On many levels, this is counter intuitive, after all it may be argued that a combined text and audio presentation of information, along with the graphic, caters for learners with different "learning styles", and the dual presentation of visual information plus audio information should be "reinforcing".

However, from a cognitive load analysis, it can be determined that the audio and the text based information are duplicates of one another. As such they are redundant and one should be omitted.

In this case it is the text that should be removed. By presented the graphical information of the diagram in conjunction with the verbal based information through audio, working memory processing capacity is effectively expanded. Learners may focus their visual attention of the graphic and the phonological attention on the audio.


Example 3: Mixed Mode Format for Explaining Dynamical Processes

Many educational and training situations need to present information regarding dynamical systems and processes.

These two diagrams represent two different ways to present information about the dynamical process giving rise to cloud formation. They lead to a sequence of similar materials to explain the processes behind storms, hail and lightning strikes.

They present identical basic schematic diagrams, identical graphical features to suggest movement and identical accompanying information to explain the process.

The two formats differ.  The top image is indicating that the accompanying information is presented by audio only.  The lower image is indicating that the accompanying information is presented by text only.

In a wide range of ongoing experiments investigating the dynamics of storms, lightning, bike pumps and car braking systems, Richard Mayer and his colleagues have been investigating and elucidating the underlying principles of effective and efficient multimedia based learning.
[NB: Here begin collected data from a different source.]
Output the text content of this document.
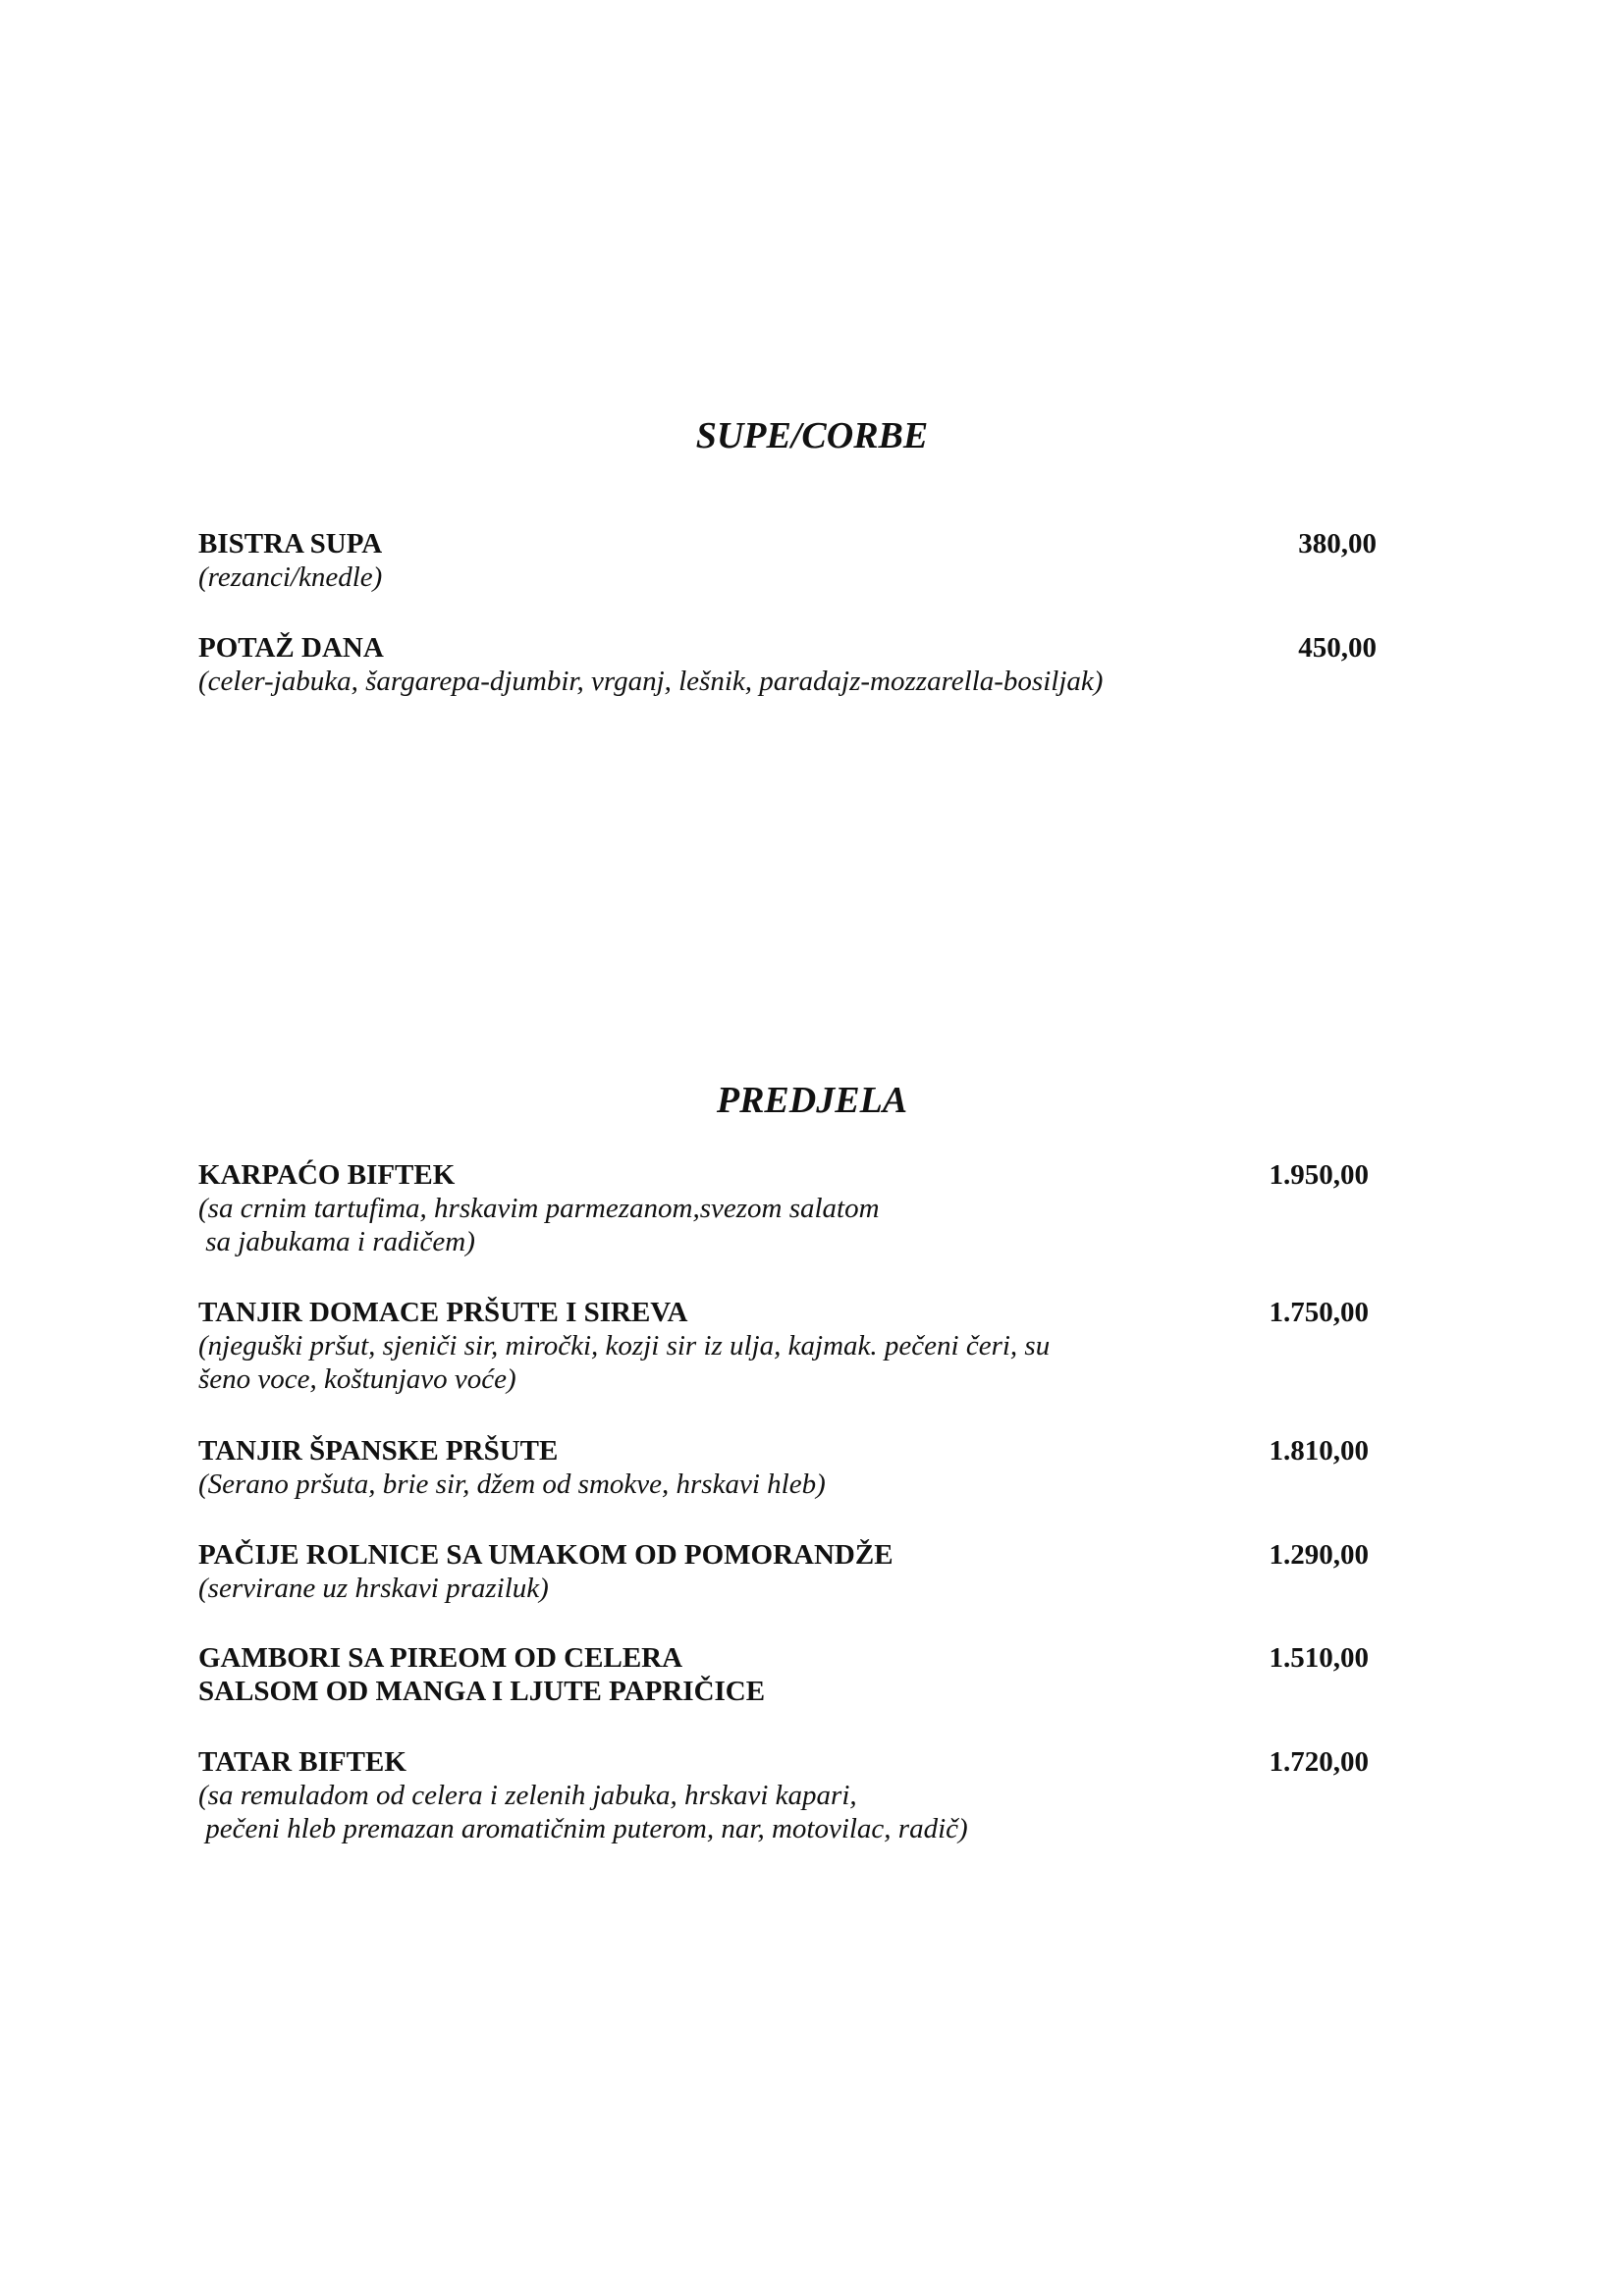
SUPE/CORBE
BISTRA SUPA
(rezanci/knedle)
380,00
POTAŽ DANA
(celer-jabuka, šargarepa-djumbir, vrganj, lešnik, paradajz-mozzarella-bosiljak)
450,00
PREDJELA
KARPAĆO BIFTEK
(sa crnim tartufima, hrskavim parmezanom,svezom salatom
sa jabukama i radičem)
1.950,00
TANJIR DOMACE PRŠUTE I SIREVA
(njeguški pršut, sjeniči sir, miročki, kozji sir iz ulja, kajmak. pečeni čeri, su
šeno voce, koštunjavo voće)
1.750,00
TANJIR ŠPANSKE PRŠUTE
(Serano pršuta, brie sir, džem od smokve, hrskavi hleb)
1.810,00
PAČIJE ROLNICE SA UMAKOM OD POMORANDŽE
(servirane uz hrskavi praziluk)
1.290,00
GAMBORI SA PIREOM OD CELERA
SALSOM OD MANGA I LJUTE PAPRIČICE
1.510,00
TATAR BIFTEK
(sa remuladom od celera i zelenih jabuka, hrskavi kapari,
pečeni hleb premazan aromatičnim puterom, nar, motovilac, radič)
1.720,00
It has been demonstrated across many contexts that when presenting information about dynamical systems, the optimum presentation involves basic schematic diagrams to indicate the objects under consideration, simple graphical indicators of animation to demonstrate a dynamic principles in operation and an organised, synchronised audio accompaniment to explain the information embedded within the presentation.

It is also becoming increasingly clear that, in such situations, the inclusion of a textual version of the audio, essentially a "transcript", is best removed from the presentation.
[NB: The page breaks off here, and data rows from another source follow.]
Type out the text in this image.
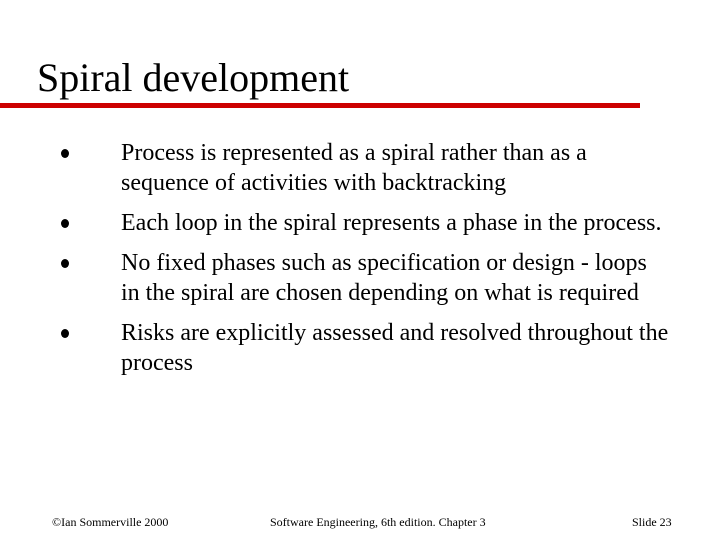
Spiral development
Process is represented as a spiral rather than as a sequence of activities with backtracking
Each loop in the spiral represents a phase in the process.
No fixed phases such as specification or design - loops in the spiral are chosen depending on what is required
Risks are explicitly assessed and resolved throughout the process
©Ian Sommerville 2000	Software Engineering, 6th edition. Chapter 3	Slide 23
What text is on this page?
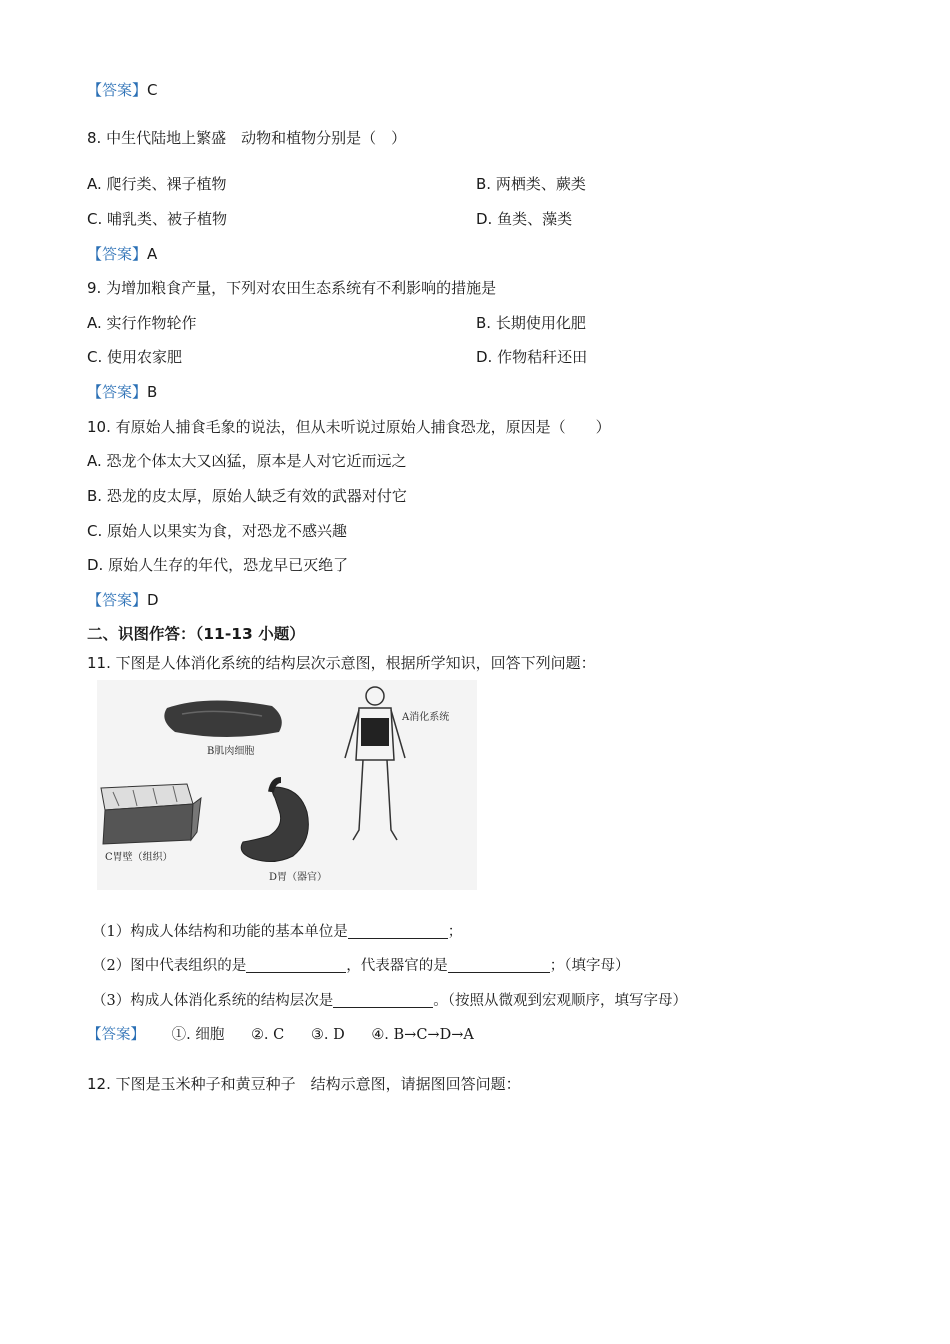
【答案】C
8. 中生代陆地上繁盛　动物和植物分别是（　）
A. 爬行类、裸子植物	B. 两栖类、蕨类
C. 哺乳类、被子植物	D. 鱼类、藻类
【答案】A
9. 为增加粮食产量，下列对农田生态系统有不利影响的措施是
A. 实行作物轮作	B. 长期使用化肥
C. 使用农家肥	D. 作物秸秆还田
【答案】B
10. 有原始人捕食毛象的说法，但从未听说过原始人捕食恐龙，原因是（　　）
A. 恐龙个体太大又凶猛，原本是人对它近而远之
B. 恐龙的皮太厚，原始人缺乏有效的武器对付它
C. 原始人以果实为食，对恐龙不感兴趣
D. 原始人生存的年代，恐龙早已灭绝了
【答案】D
二、识图作答：（11-13 小题）
11. 下图是人体消化系统的结构层次示意图，根据所学知识，回答下列问题：
B肌肉细胞
A消化系统
C胃壁（组织）
D胃（器官）
（1）构成人体结构和功能的基本单位是	；
（2）图中代表组织的是	，代表器官的是	；（填字母）
（3）构成人体消化系统的结构层次是	。（按照从微观到宏观顺序，填写字母）
【答案】 ①. 细胞 ②. C ③. D ④. B→C→D→A
12. 下图是玉米种子和黄豆种子　结构示意图，请据图回答问题：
There will be times and places where text is essential to support learners who may be hearing impaired, but the ideal model is to present information that is supporting both static and animated graphics is through audio...alone.

There are also various content domains which warrant textual based presentations over audio. The stand outs on this are mathematically based and other similarly technical orientated domains such as chemistry, physics, electronics, engineering and programming. The specific tasks where hard copy is preferable, however, is within the context of working through problem solving transformations.
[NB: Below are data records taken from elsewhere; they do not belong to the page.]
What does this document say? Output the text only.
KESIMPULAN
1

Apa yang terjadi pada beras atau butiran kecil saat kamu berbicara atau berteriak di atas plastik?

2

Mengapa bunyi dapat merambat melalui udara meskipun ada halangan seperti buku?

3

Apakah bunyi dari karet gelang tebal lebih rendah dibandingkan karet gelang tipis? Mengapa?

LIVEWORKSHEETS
When the primary goal is for learners to acquire conceptual information, multimedia based presentations of audio accompanying graphics, with textual versions omitted, are preferable.


Baddeley, A. (1992). Working Memory. Science, 255, 556–559.

Clark, R., C., & Mayer, R., E. (2016). e-Learning and the Science of Instruction. John Wiley & Sons, United States of America.

Jeung, H., Chandler, P., & Sweller, J. (1997). The role of visual indicators in dual sensory mode instruction. Educational Psychology, 17, 329-343.

Kalyuga, S., Chandler, P., & Sweller, J. ( 1999). Managing split-attention and redundancy in multimedia instruction. Applied Cognitive Psychology, 13, 351-372.

Marcus, N., Cooper, M., & Sweller, J. (1996). Understanding instructions. Journal of Educational Psychology, 88(1), 49–63.

Mayer, R. E., & Moreno, R. (1998). A Cognitive Theory of Multimedia Learning: Implications for Design Principles. Retrieved from

Mousavi, S. Y., Low, R., & Sweller, J. (1995). Reducing cognitive load by mixing auditory and visual presentation modes. Journal of Educational Psychology, 87, 319–334.

Tindall-Ford, S., Chandler, P., & Sweller, J. (1997). When two sensory modes are better than one. Journal of Experimental Psychology: Applied, 3(4), 257–287.